AGU FM 2006, San Francisco
Special Session on Seismology

S09: Computational and Numerical-modeling Methods for Seismic Wave and Rupture Propagation

Computational- and numerical-modeling methods for seismic wave and rupture propagation have become essential tools for investigating earthquake physics, earthquake ground motion, and Earth's structure. Advances in interpretation of the seismic wavefield depend upon accurate and computationally efficient methods. Furthermore, continuing development of numerical/computational techniques is necessary to accommodate increasing realism in numerical simulations. Demands for increased realism in wave propagation simulations arise from numerous sources, including requirements to represent, for example, heterogeneity over a wide range of spatial scales, discontinuities in elastic properties, anisotropy, wide-band anelastic losses, and departures from linearity. Increased realism in rupture simulations requires, for example, accurate and efficient representation of frictional dynamics coupled to elastic and inelastic wave propagation, representation of geometrical complexities of faults and fault systems, and coupling of fault-zone mechanical and thermal effects over a wide range of temporal and spatial scales.
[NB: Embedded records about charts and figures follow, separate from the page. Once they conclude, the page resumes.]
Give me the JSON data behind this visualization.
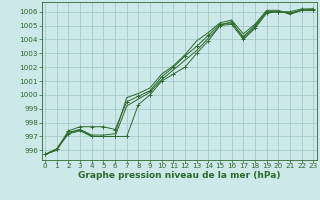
{
  "title": "Graphe pression niveau de la mer (hPa)",
  "xlabel_hours": [
    0,
    1,
    2,
    3,
    4,
    5,
    6,
    7,
    8,
    9,
    10,
    11,
    12,
    13,
    14,
    15,
    16,
    17,
    18,
    19,
    20,
    21,
    22,
    23
  ],
  "line1": [
    995.7,
    996.1,
    997.2,
    997.5,
    997.0,
    997.0,
    997.0,
    997.0,
    999.3,
    1000.0,
    1001.0,
    1001.5,
    1002.0,
    1003.0,
    1003.9,
    1005.0,
    1005.1,
    1004.0,
    1004.8,
    1005.9,
    1006.0,
    1005.9,
    1006.1,
    1006.1
  ],
  "line2": [
    995.7,
    996.1,
    997.4,
    997.7,
    997.7,
    997.7,
    997.5,
    999.5,
    999.9,
    1000.3,
    1001.3,
    1002.0,
    1002.8,
    1003.5,
    1004.3,
    1005.1,
    1005.2,
    1004.2,
    1005.0,
    1006.0,
    1006.0,
    1006.0,
    1006.2,
    1006.2
  ],
  "line3": [
    995.7,
    996.0,
    997.3,
    997.5,
    997.1,
    997.1,
    997.2,
    999.8,
    1000.1,
    1000.5,
    1001.5,
    1002.1,
    1002.9,
    1003.9,
    1004.5,
    1005.2,
    1005.4,
    1004.4,
    1005.1,
    1006.1,
    1006.1,
    1005.8,
    1006.1,
    1006.2
  ],
  "line4": [
    995.7,
    996.1,
    997.2,
    997.4,
    997.0,
    997.0,
    997.0,
    999.2,
    999.7,
    1000.2,
    1001.1,
    1001.8,
    1002.5,
    1003.2,
    1004.1,
    1005.0,
    1005.3,
    1004.1,
    1004.9,
    1006.0,
    1006.0,
    1005.9,
    1006.1,
    1006.1
  ],
  "line_color": "#2d6a2d",
  "bg_color": "#cde8e8",
  "grid_color": "#a0c4c4",
  "ylim": [
    995.3,
    1006.7
  ],
  "yticks": [
    996,
    997,
    998,
    999,
    1000,
    1001,
    1002,
    1003,
    1004,
    1005,
    1006
  ],
  "title_fontsize": 6.5,
  "tick_fontsize": 5.2,
  "figwidth": 3.2,
  "figheight": 2.0,
  "dpi": 100
}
The increased complexity of computational models also raises serious issues with respect to verification of the methods, and their scalability. We invite contributions presenting new numerical methods and/or computational strategies, and novel extensions or adaptations of existing methods to meet new modeling challenges. Contributions are welcome that address improvement in accuracy, computational efficiency, scalability, and enhanced capability for representing realistic source and structural models.